One of the most important aspects of Follicular Unit Hair Transplantation (FUT) is stereo-microscopic dissection. This allows follicular units to be removed from the donor strip without being broken up or damaged. During the dissection, it is critical that the whole follicular unit is kept intact as this will maximize its growth. Intact follicular units will also give the most fullness to the hair restoration, as they contain the full, natural complement of 1-4 hairs.
The average donor strip (above left) is approximately 1cm wide and of variable length, depending upon the number of follicular units that are needed for the hair restoration. In the average person’s scalp, there are approximately 90-100 follicular units per square cm of donor tissue, so a 2,000 graft hair transplant session would require a 1cm wide strip that is slightly over 20 cm in length.

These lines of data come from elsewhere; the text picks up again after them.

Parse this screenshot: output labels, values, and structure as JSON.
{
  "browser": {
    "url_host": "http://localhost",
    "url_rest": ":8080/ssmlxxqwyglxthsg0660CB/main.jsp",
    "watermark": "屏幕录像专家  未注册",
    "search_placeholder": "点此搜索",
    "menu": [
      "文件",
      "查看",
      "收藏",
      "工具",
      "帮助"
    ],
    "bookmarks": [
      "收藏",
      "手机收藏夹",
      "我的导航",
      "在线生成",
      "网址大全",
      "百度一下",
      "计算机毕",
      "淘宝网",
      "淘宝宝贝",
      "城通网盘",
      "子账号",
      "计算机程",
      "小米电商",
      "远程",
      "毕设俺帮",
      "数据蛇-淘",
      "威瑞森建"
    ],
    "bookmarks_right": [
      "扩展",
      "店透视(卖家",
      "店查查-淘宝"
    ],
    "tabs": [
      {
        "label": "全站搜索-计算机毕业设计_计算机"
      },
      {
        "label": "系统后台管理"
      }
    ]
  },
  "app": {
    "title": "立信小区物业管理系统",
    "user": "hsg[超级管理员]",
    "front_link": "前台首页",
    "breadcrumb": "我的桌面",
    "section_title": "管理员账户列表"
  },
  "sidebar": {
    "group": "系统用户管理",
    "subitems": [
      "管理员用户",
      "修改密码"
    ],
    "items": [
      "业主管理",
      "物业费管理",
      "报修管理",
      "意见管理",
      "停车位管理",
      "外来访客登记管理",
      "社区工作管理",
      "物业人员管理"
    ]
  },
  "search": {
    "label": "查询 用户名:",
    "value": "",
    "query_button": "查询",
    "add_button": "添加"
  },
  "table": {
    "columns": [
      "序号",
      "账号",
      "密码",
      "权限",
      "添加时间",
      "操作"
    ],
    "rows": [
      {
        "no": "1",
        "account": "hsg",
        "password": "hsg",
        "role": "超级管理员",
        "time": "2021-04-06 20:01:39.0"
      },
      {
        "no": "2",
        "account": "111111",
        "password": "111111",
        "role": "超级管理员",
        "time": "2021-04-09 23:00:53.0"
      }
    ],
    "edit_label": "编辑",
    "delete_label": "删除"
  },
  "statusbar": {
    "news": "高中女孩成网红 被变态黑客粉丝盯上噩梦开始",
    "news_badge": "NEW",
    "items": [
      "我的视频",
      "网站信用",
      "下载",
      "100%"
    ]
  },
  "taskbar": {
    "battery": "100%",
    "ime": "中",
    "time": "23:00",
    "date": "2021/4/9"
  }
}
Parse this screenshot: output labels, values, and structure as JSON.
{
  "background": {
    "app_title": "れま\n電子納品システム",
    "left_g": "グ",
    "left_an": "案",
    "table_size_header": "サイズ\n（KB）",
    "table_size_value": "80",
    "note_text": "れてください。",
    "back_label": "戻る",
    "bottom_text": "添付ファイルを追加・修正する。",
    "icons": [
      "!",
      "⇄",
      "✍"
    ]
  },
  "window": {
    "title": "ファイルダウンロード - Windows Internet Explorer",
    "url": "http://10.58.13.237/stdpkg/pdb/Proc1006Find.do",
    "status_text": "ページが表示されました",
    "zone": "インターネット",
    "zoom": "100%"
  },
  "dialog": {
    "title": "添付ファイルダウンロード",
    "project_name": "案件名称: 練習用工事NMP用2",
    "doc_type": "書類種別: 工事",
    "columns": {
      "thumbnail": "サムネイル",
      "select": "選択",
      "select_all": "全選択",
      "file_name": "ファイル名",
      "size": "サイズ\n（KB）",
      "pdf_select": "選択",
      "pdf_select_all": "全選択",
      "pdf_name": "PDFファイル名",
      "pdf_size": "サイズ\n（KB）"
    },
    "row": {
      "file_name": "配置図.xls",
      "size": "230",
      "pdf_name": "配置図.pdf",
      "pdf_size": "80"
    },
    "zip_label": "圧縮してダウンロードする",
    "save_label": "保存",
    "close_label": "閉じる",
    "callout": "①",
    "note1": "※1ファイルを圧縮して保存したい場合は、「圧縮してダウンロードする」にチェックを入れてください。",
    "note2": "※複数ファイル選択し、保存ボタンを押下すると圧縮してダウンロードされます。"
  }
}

The series of stereo-microscopes (above right) needed for the follicular unit dissection is located in the patient’s surgical room, so that graft dissection can occur simultaneously with other steps of the hair restoration and so that the hair transplantation can proceed seamlessly. Our highly-trained staff has years of experience assisting Dr. Bernstein in his pioneering Follicular Unit Transplantation procedure and you will not find a better team in the field of hair restoration. Such care is necessary to maximize graft survival by minimizing the risk of transection of follicles or mishandling.
The first step in stereo-microscopic dissection is a process called “slivering” (above left). In slivering, the dissector divides the long donor strip into smaller sections of approximately 2-2.5mm in width. The sectioning is accomplished by passing a scalpel blade through the spaces around follicular units, rather than merely cutting directly through the block of tissue. This technique generates smaller pieces of hair bearing tissue without breaking up follicular units and without transecting (cutting) hair follicles.

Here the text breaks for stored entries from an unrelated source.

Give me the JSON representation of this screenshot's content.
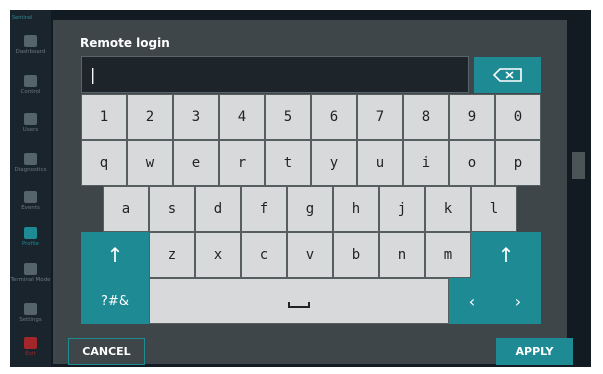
{
  "sidebar": {
    "brand": "Sentinel",
    "items": [
      {
        "label": "Dashboard",
        "icon": "dashboard-icon"
      },
      {
        "label": "Control",
        "icon": "gear-icon"
      },
      {
        "label": "Users",
        "icon": "users-icon"
      },
      {
        "label": "Diagnostics",
        "icon": "diagnostics-icon"
      },
      {
        "label": "Events",
        "icon": "events-icon"
      },
      {
        "label": "Profile",
        "icon": "profile-icon"
      },
      {
        "label": "Terminal Mode",
        "icon": "terminal-icon"
      },
      {
        "label": "Settings",
        "icon": "settings-icon"
      },
      {
        "label": "Exit",
        "icon": "exit-icon"
      }
    ]
  },
  "dialog": {
    "title": "Remote login",
    "input_value": "|",
    "backspace_icon": "backspace-icon",
    "cancel_label": "CANCEL",
    "apply_label": "APPLY"
  },
  "keyboard": {
    "row1": [
      "1",
      "2",
      "3",
      "4",
      "5",
      "6",
      "7",
      "8",
      "9",
      "0"
    ],
    "row2": [
      "q",
      "w",
      "e",
      "r",
      "t",
      "y",
      "u",
      "i",
      "o",
      "p"
    ],
    "row3": [
      "a",
      "s",
      "d",
      "f",
      "g",
      "h",
      "j",
      "k",
      "l"
    ],
    "row4": [
      "z",
      "x",
      "c",
      "v",
      "b",
      "n",
      "m"
    ],
    "shift_glyph": "↑",
    "symbols_label": "?#&",
    "left_glyph": "‹",
    "right_glyph": "›"
  },
  "colors": {
    "accent": "#1d8a94",
    "dialog_bg": "#3e4649",
    "key_bg": "#d7d9da",
    "input_bg": "#1d242a"
  }
}
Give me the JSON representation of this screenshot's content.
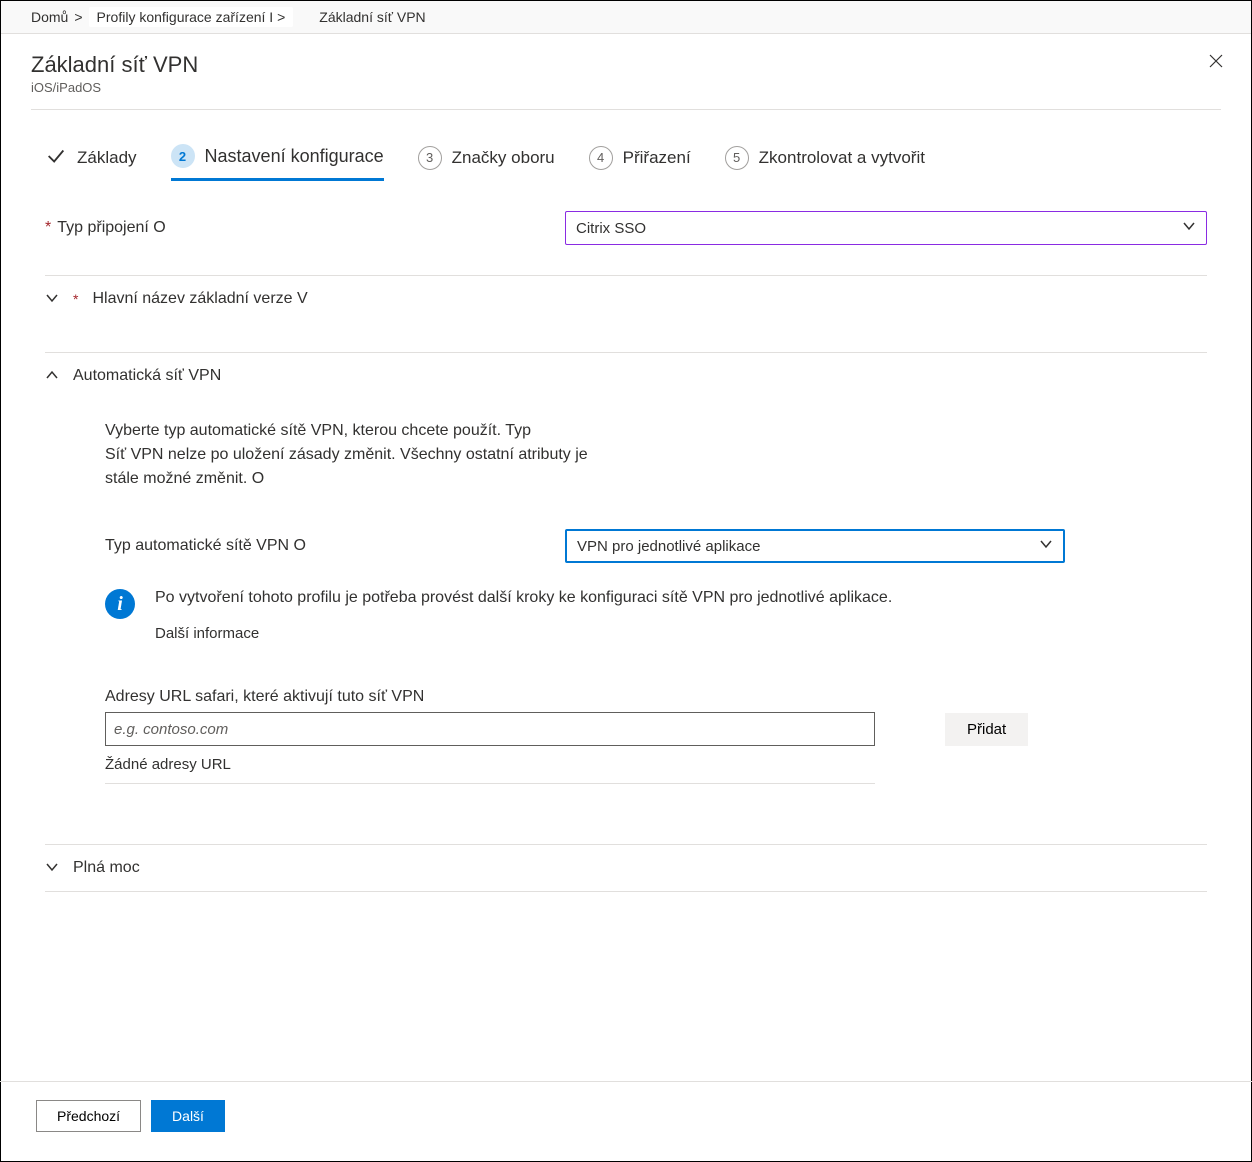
{
  "breadcrumb": {
    "home": "Domů",
    "sep": "&gt;",
    "profiles": "Profily konfigurace zařízení I",
    "current": "Základní síť VPN"
  },
  "panel": {
    "title": "Základní síť VPN",
    "subtitle": "iOS/iPadOS"
  },
  "steps": {
    "s1": "Základy",
    "s2": "Nastavení konfigurace",
    "s3": "Značky oboru",
    "s4": "Přiřazení",
    "s5": "Zkontrolovat a vytvořit",
    "n2": "2",
    "n3": "3",
    "n4": "4",
    "n5": "5"
  },
  "form": {
    "connection_type_label": "Typ připojení O",
    "connection_type_value": "Citrix SSO",
    "section1_title": "Hlavní název základní verze V",
    "section2_title": "Automatická síť VPN",
    "auto_desc_l1": "Vyberte typ automatické sítě VPN, kterou chcete použít. Typ",
    "auto_desc_l2": "Síť VPN nelze po uložení zásady změnit. Všechny ostatní atributy je",
    "auto_desc_l3": "stále možné změnit. O",
    "auto_type_label": "Typ automatické sítě VPN O",
    "auto_type_value": "VPN pro jednotlivé aplikace",
    "info_text": "Po vytvoření tohoto profilu je potřeba provést další kroky ke konfiguraci sítě VPN pro jednotlivé aplikace.",
    "info_link": "Další informace",
    "url_label": "Adresy URL safari, které aktivují tuto síť VPN",
    "url_placeholder": "e.g. contoso.com",
    "add_button": "Přidat",
    "no_urls": "Žádné adresy URL",
    "section3_title": "Plná moc"
  },
  "footer": {
    "previous": "Předchozí",
    "next": "Další"
  }
}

The dissector then isolates the individual follicular units from these small sections by trimming away excess dermis and fat. (Above right).
The photo (above left) shows 1-, 2-, 3-, and 4-hair follicular units. Hundreds of these individual units are sorted according to the numbers of hairs they contain.

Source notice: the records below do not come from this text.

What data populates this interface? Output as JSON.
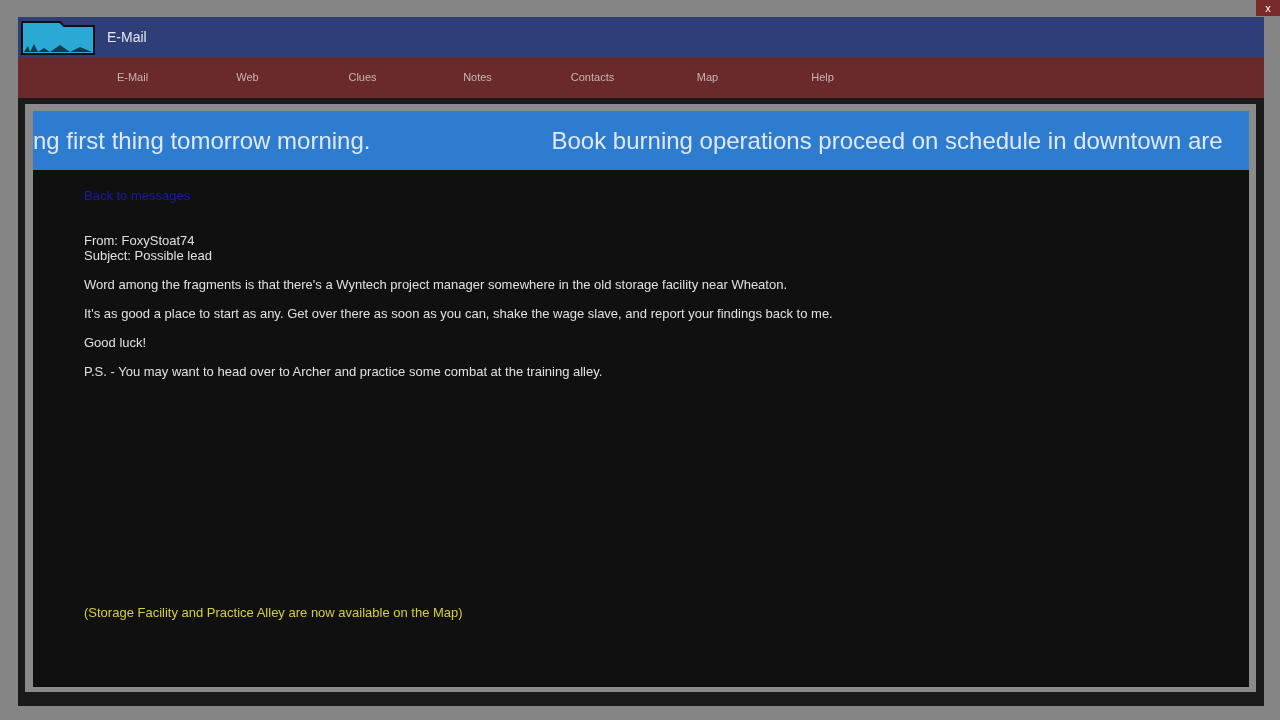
{
  "close_button": "x",
  "window": {
    "title": "E-Mail"
  },
  "nav": [
    "E-Mail",
    "Web",
    "Clues",
    "Notes",
    "Contacts",
    "Map",
    "Help"
  ],
  "ticker": [
    "ng first thing tomorrow morning.",
    "Book burning operations proceed on schedule in downtown are"
  ],
  "back_link": "Back to messages",
  "message": {
    "from": "From: FoxyStoat74",
    "subject": "Subject: Possible lead",
    "paragraphs": [
      "Word among the fragments is that there's a Wyntech project manager somewhere in the old storage facility near Wheaton.",
      "It's as good a place to start as any. Get over there as soon as you can, shake the wage slave, and report your findings back to me.",
      "Good luck!",
      "P.S. - You may want to head over to Archer and practice some combat at the training alley."
    ]
  },
  "notice": "(Storage Facility and Practice Alley are now available on the Map)"
}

They are then stored in HypoThermosol® (above right), an optimized hypothermic (low temperature) preservation medium. We use HypoThermosol because it contains macro-molecules that best mimic the intra-cellular fluids. When the grafts are chilled, this solution prevents small molecules, such as Na+, from entering the cells and causing damage. HypoThermosol® also contains two potent antioxidants, glutathione and a vitamin E analog. Together, they mitigate temperature-induced molecular cell stress that occurs during the chilling and re-warming of grafts. This results in significantly extended viability of the grafts while waiting to be placed back into the scalp.
Once the recipient sites have been created, a portion of the grafts are removed from the refrigerated storage and placed into Petri-dishes that sit on a wall-mounted placing stand at the head of the operating table (above left). The grafts are bathed in a HypoThermosol® solution (above right) at a constant temperature while waiting to be placed back into the patient’s scalp.